In this article we will establish an automated customer satisfaction analysis based on opinon mining. The purpose of such a system is to provide valuable insight based on reviews and social media comments in an automated manner. We will use data science and natural language processing techniques to extract and visualize most interesting topics and to track them over time.
How to measure customer satisfaction with sentiment analysis
Development machine learning techniques, that allow to understand natural language, not only provide a solution to analyse thousands or milions of reviews in seconds.
Reviews, contrary to surveys, which influence responses with the way questions are posed, provide a genuine and authentic feedback from the client.
Being able to extract the topics or issues, that client mention in their comments, we gain an unique vision about how customer sees our product/service. With a rise of popularity of review sites, this is a source of marketing and business knowledge that should not be ignored.
Nowadays you can post on internet an opinion about almost everything – from your local grocery shop, barber, brand of cigarrettes or vacation destination. For the purpose of the study, we have used a dataset of hotel reviews.
Before starting the analysis, we dive into the forementioned dataset and read some samples. The most important difference between structured reviews or articles and touris portal comments is that the latter tend to be rather short, with “noise” of eg. grammar mistakes. Preparing the analysis pipeline we begin with cleaning the data. We take typical approach: removing punctuation, special characters, converting text to lowercase and removing stopwords.
Preprocessed text is converted to feature matrix with TF-IDF method. We set the treshold to remove words occuring too rarely, also to decrease the time and computational complexity. Prepared matrix is used to train a sentiment classifier based on SVC. Parameter tuning is done with a grid search method. We obtained accuracy of 86% on test data, which is more than satisfactory for this kind of problem.
Sentiment can be a gauge of general user satisfaction, but to properly draw conclusions from that value, we need a reference. If we represent it in a form of time series, we can track its evolution over time.

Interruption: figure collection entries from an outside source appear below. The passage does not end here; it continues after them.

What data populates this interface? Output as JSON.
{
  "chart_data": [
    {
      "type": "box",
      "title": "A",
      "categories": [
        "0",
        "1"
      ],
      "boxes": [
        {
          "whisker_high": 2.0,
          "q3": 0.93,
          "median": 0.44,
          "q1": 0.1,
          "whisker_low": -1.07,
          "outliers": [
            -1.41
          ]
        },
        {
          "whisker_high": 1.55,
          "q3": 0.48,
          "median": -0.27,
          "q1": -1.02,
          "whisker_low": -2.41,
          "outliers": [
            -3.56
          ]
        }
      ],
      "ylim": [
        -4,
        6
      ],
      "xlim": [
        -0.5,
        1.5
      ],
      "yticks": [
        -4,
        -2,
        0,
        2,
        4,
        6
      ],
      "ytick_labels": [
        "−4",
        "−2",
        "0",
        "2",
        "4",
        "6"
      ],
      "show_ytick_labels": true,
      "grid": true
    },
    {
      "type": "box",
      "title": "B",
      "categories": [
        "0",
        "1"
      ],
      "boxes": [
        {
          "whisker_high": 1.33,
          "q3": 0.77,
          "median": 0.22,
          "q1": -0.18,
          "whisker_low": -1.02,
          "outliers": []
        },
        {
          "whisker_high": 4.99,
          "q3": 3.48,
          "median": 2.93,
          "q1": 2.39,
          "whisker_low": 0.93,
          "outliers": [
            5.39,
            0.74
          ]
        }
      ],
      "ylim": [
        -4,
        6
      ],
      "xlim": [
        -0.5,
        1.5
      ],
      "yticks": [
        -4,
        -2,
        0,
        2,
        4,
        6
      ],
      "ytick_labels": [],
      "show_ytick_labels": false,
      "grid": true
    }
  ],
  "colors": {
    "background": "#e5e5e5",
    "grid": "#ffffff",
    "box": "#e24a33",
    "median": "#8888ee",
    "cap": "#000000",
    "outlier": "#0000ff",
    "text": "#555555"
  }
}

After analysing the sentiment we focused on opinion mining. In this case, we have explored three different approaches: tag cloud visualisation, summary generator and topic extraction.
In the first step we have created a preprocessing pipeline and using the sentiment classifier built earlier, we have divided the reviews into positive and negative. For each group we have created a tag cloud visualisation.
What clients considered positive
...and what negative
Looking the word cloud, we can immediately spot some important issues – hotel visitors tend to complain about the state of bathrooms, while the location of the hotel seems to be a definite advantage.
In the second part of analysis, we’ve created an algorithm which, among a few categories, chooses those comments, that carry the most information. This could be included in a semi-supervised system, marking those reviews worth reading by the hotel service.
We give each review a value, which is a sum of all tf-idf columns, divided by the review length. Basing on this metric, we can identify only those which are interesting, and worth human time.
As the last element, we propose to model reviews topics with another method – Non-Negative Matrix Factorizatoin. For each group we have generated a set of words, best describing the topic. In contrary to efect of clusterization, each opinion can have more than one topic. Below some examples of topics based on positive comments:
room bed hotel comfy comfortable clean building park big modern
positive wouldn fault experience extra extremely fab fabulous facility fact
helpful staff breakfast bar extremely restaurant kind hotel food decor
location park hotel building room staff centre tram view outside
As we can spot, users do compliment view from the rooms, helpful staff and hotel restaurant.
We can also plot the topic distribution among all comments:
As we can see, most positive reviews are mentioning staff and restaurant. Second group are "general" compliments.
To summarize, in this post we have shown the use of Natural Language Processing in automatization of customers opinions analysis. We can calculate the sentiment of the review and visualize it, choose most interesting reviews and extract topics of the comments. System can be extended by taking into measure the date of issuing the review - and then for example tracking the evolution of topics over time.